If the issue reaches the Third Circuit and they reverse, lawyers who have been relying on Graziano will immediately be subject to suit for having relied on Graziano.  Indeed, the essence of the Oliva holding is that such liability is inescapable.  If the Third Circuit affirms and the split is ultimately resolved by the Supreme Court, no matter which way they rule debt collectors following one of the two rules on Section 1692g(a)(3) will end up having been wrong.  Again, Oliva says that the collectors on the losing side will be liable under the FDCPA, with no recourse to the Act’s bona fide error defense.

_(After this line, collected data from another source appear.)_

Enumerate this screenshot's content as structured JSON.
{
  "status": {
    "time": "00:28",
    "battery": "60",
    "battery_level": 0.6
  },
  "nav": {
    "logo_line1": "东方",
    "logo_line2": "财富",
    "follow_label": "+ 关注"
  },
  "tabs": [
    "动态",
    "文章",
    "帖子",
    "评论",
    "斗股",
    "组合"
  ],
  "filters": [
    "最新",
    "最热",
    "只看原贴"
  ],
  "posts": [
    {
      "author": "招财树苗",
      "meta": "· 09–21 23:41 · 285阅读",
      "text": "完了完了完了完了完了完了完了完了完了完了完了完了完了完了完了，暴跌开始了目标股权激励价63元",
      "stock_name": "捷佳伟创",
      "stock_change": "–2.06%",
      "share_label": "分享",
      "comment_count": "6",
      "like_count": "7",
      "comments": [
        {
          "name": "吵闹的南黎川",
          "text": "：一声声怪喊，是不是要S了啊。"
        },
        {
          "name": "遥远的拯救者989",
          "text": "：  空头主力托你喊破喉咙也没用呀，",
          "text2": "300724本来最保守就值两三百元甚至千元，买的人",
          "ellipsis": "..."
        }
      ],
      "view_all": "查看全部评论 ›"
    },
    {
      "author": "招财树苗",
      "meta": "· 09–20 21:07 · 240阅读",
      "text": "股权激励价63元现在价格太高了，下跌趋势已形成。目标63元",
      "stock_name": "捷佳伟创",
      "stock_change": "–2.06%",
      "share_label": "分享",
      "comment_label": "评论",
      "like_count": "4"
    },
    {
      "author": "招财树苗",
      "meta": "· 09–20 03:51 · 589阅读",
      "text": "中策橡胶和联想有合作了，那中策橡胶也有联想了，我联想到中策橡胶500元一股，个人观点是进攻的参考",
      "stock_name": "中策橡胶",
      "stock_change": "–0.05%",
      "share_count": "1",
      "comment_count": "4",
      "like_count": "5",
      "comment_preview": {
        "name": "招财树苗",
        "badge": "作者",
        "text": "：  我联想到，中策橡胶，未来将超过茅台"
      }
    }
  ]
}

Oliva presents an opportunity for the Supreme Court to hold that following existing case law is not a “mistake of law” that falls outside of the bona fide error defense.  Although the Court held in Jerman v. Carlisle, McNellie, Rini, Kramer & Ulrich, L.P.A. that a mistake of law is not a bona fide error, an attorney’s considered decision to follow the law of his or her circuit is simply not a “mistake.” Splits in circuit authority such as that which has developed under Section 1692g(a)(3) underscore the importance of the Oliva appeal in light of the Seventh Circuit’s rejection of reliance on precedent as a defense to the FDCPA.